Machine learning models can make errors and be difficult to use. That’s why scientists have developed explanation methods to help users understand when and how they should trust a model’s predictions.
These explanations, however, are often complex and perhaps contain information on hundreds of features of the model. And they are sometimes presented as multi-faceted visualizations that can be difficult to understand for users who lack machine learning expertise.
To help people understand AI explanations, MIT researchers used extended language models (LLMs) to transform plot-based explanations into plain language.
They developed a two-part system that converts a machine-learning explanation into a paragraph of human-readable text, then automatically rates the quality of the story, so the end user knows whether to trust it.
By providing the system with a few sample explanations, researchers can tailor its narrative descriptions to meet user preferences or the requirements of specific applications.
In the long term, researchers hope to build on this technique by allowing users to ask a model follow-up questions about how it arrived at predictions in real-world settings.
“Our goal with this research was to take the first step in enabling users to have in-depth conversations with machine learning models about why they made certain predictions, so they can make better decisions about opportunity to listen to the model,” says Alexandra Zytek, a graduate student in electrical and computer engineering (EECS) and lead author of a article on this technique.
She is joined on the article by Sara Pido, a postdoctoral fellow at MIT; Sarah Alnegheimish, EECS graduate student; Laure Berti-Équille, research director at the National Research Institute for Sustainable Development; and lead author Kalyan Veeramachaneni, senior researcher at the Information and Decision Systems Laboratory. The research will be presented at the IEEE Big Data conference.
Enlightening explanations
The researchers focused on a popular type of machine learning explanation called SHAP. In a SHAP explanation, a value is assigned to each feature used by the model to make a prediction. For example, if a model predicts real estate prices, one feature might be the location of the house. The location would be assigned a positive or negative value that represents how much that feature changed the overall prediction of the model.
Often, SHAP explanations are presented in the form of bar charts that show which features are most or least important. But for a model with more than 100 features, this bar plot quickly becomes cumbersome.
“As researchers, we have to make many choices about what we will present visually. If we choose to only show the top 10, people might wonder what happened to another feature that isn’t in the plot. Using natural language saves us from having to make these choices,” says Veeramachaneni.
However, rather than using a large linguistic model to generate a natural language explanation, researchers use LLM to transform an existing SHAP explanation into a readable narrative.
By letting the LLM handle only the natural language part of the process, it limits the possibility of introducing inaccuracies into the explanation, Zytek says.
Their system, called EXPLINGO, is divided into two elements that work together.
The first component, called NARRATOR, uses an LLM to create narrative descriptions of SHAP explanations that meet user preferences. By initially providing the NARRATOR with three to five written examples of narrative explanations, the LLM will mimic this style when generating the text.
“Rather than asking the user to try to define what kind of explanation they’re looking for, it’s easier to just ask them to write what they want to see,” says Zytek.
This allows NARRATOR to be easily customized for new use cases by showing it a different set of manually written examples.
Once NARRATOR creates a plain language explanation, the second component, GRADER, uses an LLM to rate the story on four metrics: conciseness, accuracy, completeness, and flow. GRADER automatically prompts the LLM with the NARRATOR text and the SHAP explanation it describes.
“We find that even when an LLM makes a mistake while completing a task, they often don’t make an error while verifying or validating that task,” she says.
Users can also customize GRADER to assign different weights to each metric.
“One would imagine, in a high-stakes case, that accuracy and completeness would be much higher than fluency, for example,” she adds.
Analyze the stories
For Zytek and his colleagues, one of the biggest challenges was adjusting the LLM so that it generated natural-sounding narratives.

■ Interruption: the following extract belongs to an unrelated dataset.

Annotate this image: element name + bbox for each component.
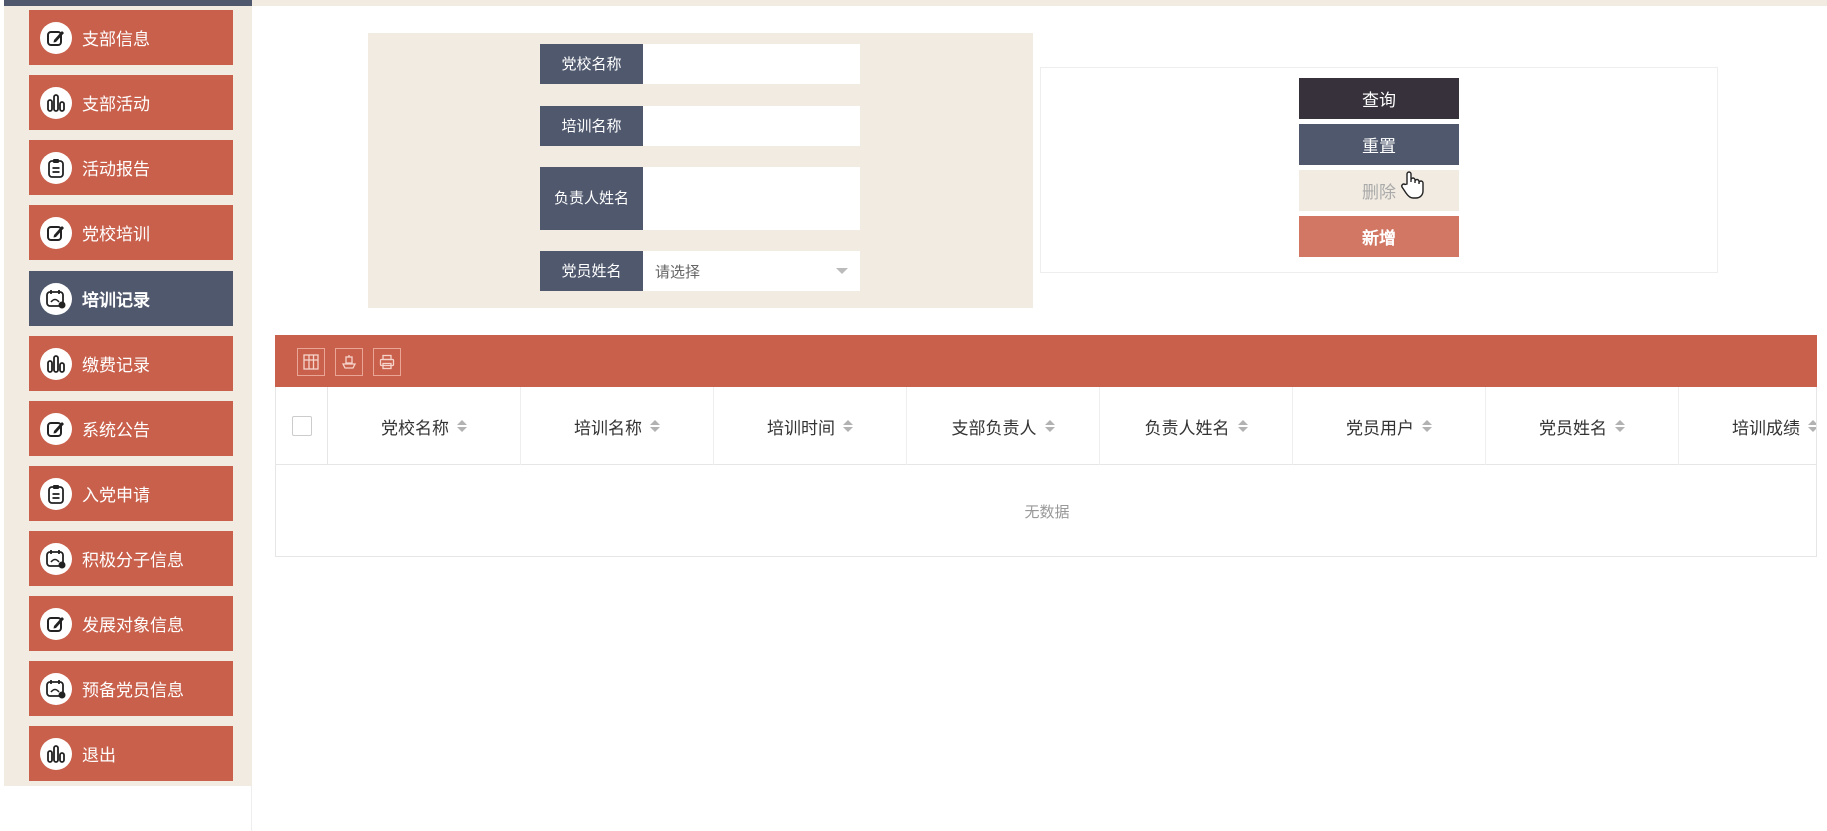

The more guidelines they added to the controlling style, the more likely the LLM was to introduce errors into the explanation.
“A lot of adjustments were necessary to find and correct each error one by one,” she says.
To test their system, the researchers took nine machine learning datasets with explanations and asked different users to write stories for each dataset. This allowed them to evaluate the NARRATOR’s ability to imitate unique styles. They used GRADER to score each narrative explanation on the four parameters.
Ultimately, the researchers found that their system could generate high-quality narrative explanations and effectively imitate different writing styles.
Their results show that providing a few examples of manually written explanations significantly improves the narrative style. However, these examples should be worded carefully – the inclusion of comparative words, such as “bigger”, may cause GRADER to mark specific explanations as incorrect.
Based on these results, the researchers want to explore techniques that could help their system better handle comparative words. They also want to extend EXPLINGO by adding rationalization to explanations.
In the long term, they hope to use this work as a stepping stone to an interactive system where the user can ask a model follow-up questions about an explanation.
“It would make decision-making easier in many ways. If people disagree with a model’s prediction, we want them to be able to quickly determine whether their intuition is correct, or the model’s intuition is correct, and where that difference comes from. “, explains Zytek.